Nous sommes incapables d’entrer dans une discussion scientifique, et nous avons besoin de le déclarer d’avance, toutes les observations qu’on va lire sont faites avec une humilité extrême. Si nous nous permettons de les mettre sous les yeux du public, c’est que les créoles ayant adopté les doctrines de M. Virey, nous nous trouvons presque obligé d’en dire deux mots.

M. Virey affirme que l’épine dorsale du nègre est plus creuse dans sa longueur et plus cambrée à sa base que la nôtre.

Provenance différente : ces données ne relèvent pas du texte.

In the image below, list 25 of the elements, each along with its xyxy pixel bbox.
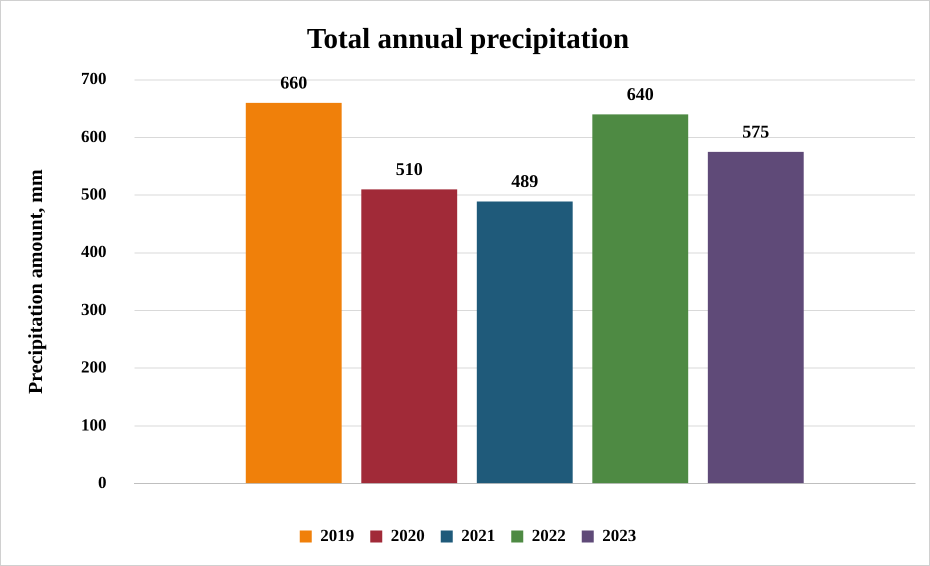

Ceux qui ont vu les noirs aux colonies où ils vivent presque nus, peuvent attester comme nous, que cette différence n’existe que dans les ouvrages des écrivains copistes de celui qui le premier a cru l’apercevoir.

Le trou occipital du nègre[1], selon M. Virey, est comme dans la brute, beaucoup plus rapproché de la partie postérieure du crâne, de façon qu’un Africain ne pourrait tenir sa tête perpendiculaire sur ses épaules. « L’homme blanc, dit le docteur, est parfaitement droit ; l’homme noir penche en avant. » Qui a jamais vu cela autre part que dans l’article du Dictionnaire des sciences médicales, non plus que la grosseur des nerfs cervicaux ? Cette grosseur ne pouvant avoir lieu qu’aux dépens de la masse encéphalique, amène la prédominance du système nerveux sur le système cérébral ; c’est bien pour cela que l’anatomiste blanc l’a trouvée chez les nègres ; il en résulte que chez eux comme chez les bêtes, la nature physique doit l’emporter sur la nature morale ; aussi M. Virey établit-il par esprit de conséquence que les nègres ont les sens plus développés, et plus actifs que les blancs. Il les fait gourmands quoique leur sobriété soit notoire pour tous ceux

  1. C’est comme on sait l’ouverture placée à la base du crâne, par laquelle passe la moëlle épinière, prolongement du cerveau.